Como eles tinham acesso a esses vídeos?
Os “operadores”, homens que trabalhavam para Cho, caçavam mulheres e meninas online e se acreditava que o faziam através de hacking e phishing roubando suas informações pessoais como número social, identificação, endereço, fotos pessoais. Mais tarde foi descoberto que o principal autor dos crimes contava com um amigo que trabalhava para o governo e tinha acesso a todas essas informações. Esses dados eram usados como chantagem e ameaças para que essas mulheres fizessem exatamente o que os operadores queriam. Outro meio muito usado era encontrar mulheres em vulnerabilidade financeira, eles ofereciam grandes quantidades de dinheiro para que elas fizessem o que eles pediam, e claro, nunca eram pagas, se tornando então reféns dos vídeos que já haviam feito.
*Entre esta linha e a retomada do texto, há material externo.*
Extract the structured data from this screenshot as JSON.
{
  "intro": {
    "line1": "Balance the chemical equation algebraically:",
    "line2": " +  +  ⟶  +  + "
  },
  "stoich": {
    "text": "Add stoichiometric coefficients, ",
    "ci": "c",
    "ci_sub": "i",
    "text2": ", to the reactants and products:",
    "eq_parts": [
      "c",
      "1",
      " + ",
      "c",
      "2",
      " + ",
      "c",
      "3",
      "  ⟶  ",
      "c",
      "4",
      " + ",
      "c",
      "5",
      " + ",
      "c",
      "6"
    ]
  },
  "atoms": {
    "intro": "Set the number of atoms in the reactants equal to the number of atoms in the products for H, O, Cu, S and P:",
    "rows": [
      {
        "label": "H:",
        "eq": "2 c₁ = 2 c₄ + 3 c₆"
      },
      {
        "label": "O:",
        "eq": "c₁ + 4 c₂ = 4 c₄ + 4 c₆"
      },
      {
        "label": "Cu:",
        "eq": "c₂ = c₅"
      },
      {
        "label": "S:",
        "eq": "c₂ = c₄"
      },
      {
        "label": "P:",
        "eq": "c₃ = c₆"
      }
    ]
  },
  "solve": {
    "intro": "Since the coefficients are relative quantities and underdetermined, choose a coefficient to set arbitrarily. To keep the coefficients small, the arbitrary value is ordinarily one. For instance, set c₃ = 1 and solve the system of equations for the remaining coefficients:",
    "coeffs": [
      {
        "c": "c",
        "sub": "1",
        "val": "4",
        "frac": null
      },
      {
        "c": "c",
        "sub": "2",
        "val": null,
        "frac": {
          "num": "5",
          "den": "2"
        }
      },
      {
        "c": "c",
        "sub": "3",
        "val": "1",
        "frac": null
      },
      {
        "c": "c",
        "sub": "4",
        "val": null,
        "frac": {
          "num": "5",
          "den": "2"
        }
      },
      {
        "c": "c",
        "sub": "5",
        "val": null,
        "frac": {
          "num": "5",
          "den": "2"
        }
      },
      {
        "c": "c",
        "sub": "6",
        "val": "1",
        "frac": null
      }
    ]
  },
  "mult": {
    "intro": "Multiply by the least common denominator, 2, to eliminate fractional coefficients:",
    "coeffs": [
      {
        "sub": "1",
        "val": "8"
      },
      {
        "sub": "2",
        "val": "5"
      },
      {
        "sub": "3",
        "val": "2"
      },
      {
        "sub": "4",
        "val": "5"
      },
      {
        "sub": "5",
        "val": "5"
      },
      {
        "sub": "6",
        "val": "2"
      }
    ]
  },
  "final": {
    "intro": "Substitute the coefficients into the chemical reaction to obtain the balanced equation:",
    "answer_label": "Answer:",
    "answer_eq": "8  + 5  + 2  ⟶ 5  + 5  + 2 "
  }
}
Incialmente os pedidos para as vítimas incluíam gravar vídeos de si mesmas se despindo e se masturbando, que seriam então enviados aos operadores e distribuídos entre as salas N “de nível inferior”. Esses vídeos eram posteriormente usados para ameaçar e chantagear essas mulheres, que então eram obrigadas a criar mais e mais vídeos, com conteúdos cada vez mais pesados para serem postados nas salas de “níveis superiores.”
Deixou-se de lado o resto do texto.